DUBAI/Washington/Tehran – Gulf hostilities flared again on Wednesday as Iranian attacks on Kuwait killed one person and injured at least 63 and damaged the international airport.
Kuwait said it suspended commercial flights after an Iranian drone attack heavily damaged the country’s airport, hours after Iran and the United States traded missile strikes in the region.
The strikes came as semiofficial Iranian news agencies said Tehran had stopped communicating with mediators about extending a ceasefire in the war with the US and Israel. US President Donald Trump disputed that claim and said talks were continuing.
India’s foreign ministry on Wednesday condemned the Iranian attack on Kuwait International Airport, which killed an Indian national.

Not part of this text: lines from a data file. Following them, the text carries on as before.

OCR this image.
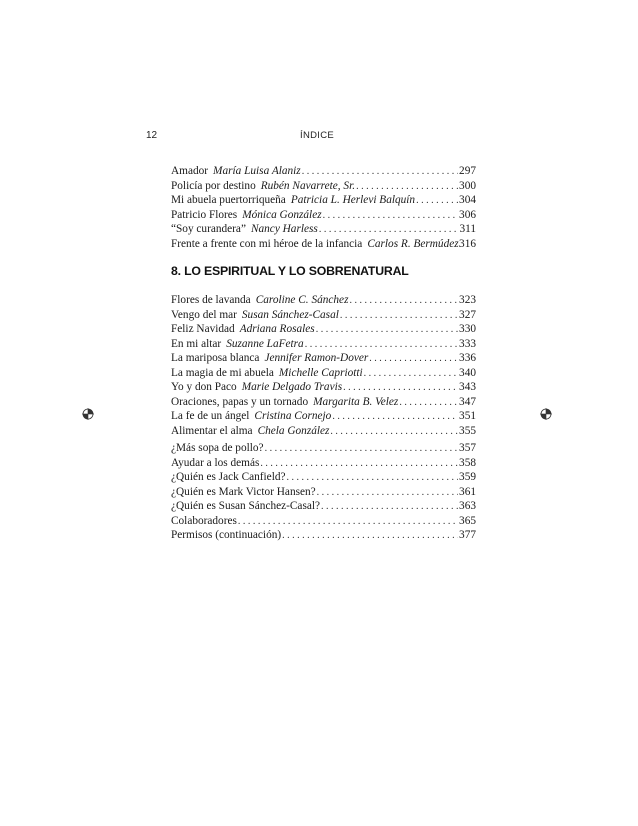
12	ÍNDICE
Amador María Luisa Alaniz . . .	297
Policía por destino Rubén Navarrete, Sr. . . .	300
Mi abuela puertorriqueña Patricia L. Herlevi Balquín . . .	304
Patricio Flores Mónica González . . .	306
“Soy curandera” Nancy Harless . . .	311
Frente a frente con mi héroe de la infancia Carlos R. Bermúdez . . . 316
8. LO ESPIRITUAL Y LO SOBRENATURAL
Flores de lavanda Caroline C. Sánchez . . .	323
Vengo del mar Susan Sánchez-Casal . . .	327
Feliz Navidad Adriana Rosales . . .	330
En mi altar Suzanne LaFetra . . .	333
La mariposa blanca Jennifer Ramon-Dover . . .	336
La magia de mi abuela Michelle Capriotti . . .	340
Yo y don Paco Marie Delgado Travis . . .	343
Oraciones, papas y un tornado Margarita B. Velez . . .	347
La fe de un ángel Cristina Cornejo . . .	351
Alimentar el alma Chela González . . .	355
¿Más sopa de pollo? . . .	357
Ayudar a los demás . . .	358
¿Quién es Jack Canfield? . . .	359
¿Quién es Mark Victor Hansen? . . .	361
¿Quién es Susan Sánchez-Casal? . . .	363
Colaboradores . . .	365
Permisos (continuación) . . .	377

Defense Ministry spokesperson Brig Gen Saud Abdulaziz Al-Otaibi said that “a number of hostile drones” had targeted Kuwait International Airport’s passenger building, severely damaging the building and injuring “a number of individuals.”
Later, Kuwait’s Foreign Ministry said at least one person was killed and others wounded. Kuwait says that its territory and airspace were not used to attack “any country,” denying Iranian claims that the United States launched strikes from there.
The denial comes as Kuwait summons Iran’s charge d’affaires, with Deputy Foreign Minister Hamad Suleiman Al-Mashaan issuing “Kuwait’s categorical rejection of the use of its territory or airspace in any hostile acts against any country, emphasizing that the false Iranian claims are baseless and do not rely on evidence,” a ministry statement says.
The airport only reopened on Monday after closing in February due to the Iran war. State media reported that Kuwait Airways was suspending its operations until further notice.
In a post on X, Iran’s Foreign Minister Abbas Araqchi said: “Any hostile act will be met with an immediate, decisive response.”
“Our Armed Forces are conducting self-defense strikes on sites the U.S. is permitted to use to attack civilian shipping and violate the ceasefire,” he said.
The post included a video of U.S. Secretary of State Marco Rubio saying that U.S. allies in the region, such as the UAE and Kuwait, have been “very cooperative.”
Earlier Wednesday, the U.S. military said it had carried out a new round of “defensive strikes” in southern Iran, targeted missile launch sites and Iranian boats seeking to lay mines, and conducted strikes near the Strait of Hormuz.
Iran’s paramilitary Islamic Revolutionary Guard Corps said it had targeted the headquarters of the US Navy’s 5th Fleet in Bahrain and another country in its attack, without naming Kuwait.
It said it launched its attack in response to the US firing a missile into the engine room of an oil tanker that was trying to reach Iran despite the US blockade.
“We had previously warned that in case of aggression, the response would be different and more severe, and we acted accordingly,” the IRGC said in its statement.
US Central Command said it responded with strikes on an Iranian military ground control station on Qeshm Island in the Strait of Hormuz.
Iran’s Fars and Tasnim news agencies, both believed to be close to the IRGC, reported that Iran’s negotiators have stopped communicating with ceasefire mediators as tensions flared in Israel’s separate but related fight against the Iranian-backed Hezbollah militia in Lebanon.
Kuwait’s military said they had tracked and intercepted 13 hostile ballistic missiles and 17 hostile drones in Kuwaiti airspace since dawn on Wednesday, with debris falling in several residential areas.
They added that Iran had targeted civilian and vital facilities, including Kuwait International Airport, killing an Indian expatriate, wounding several people and causing significant material damage.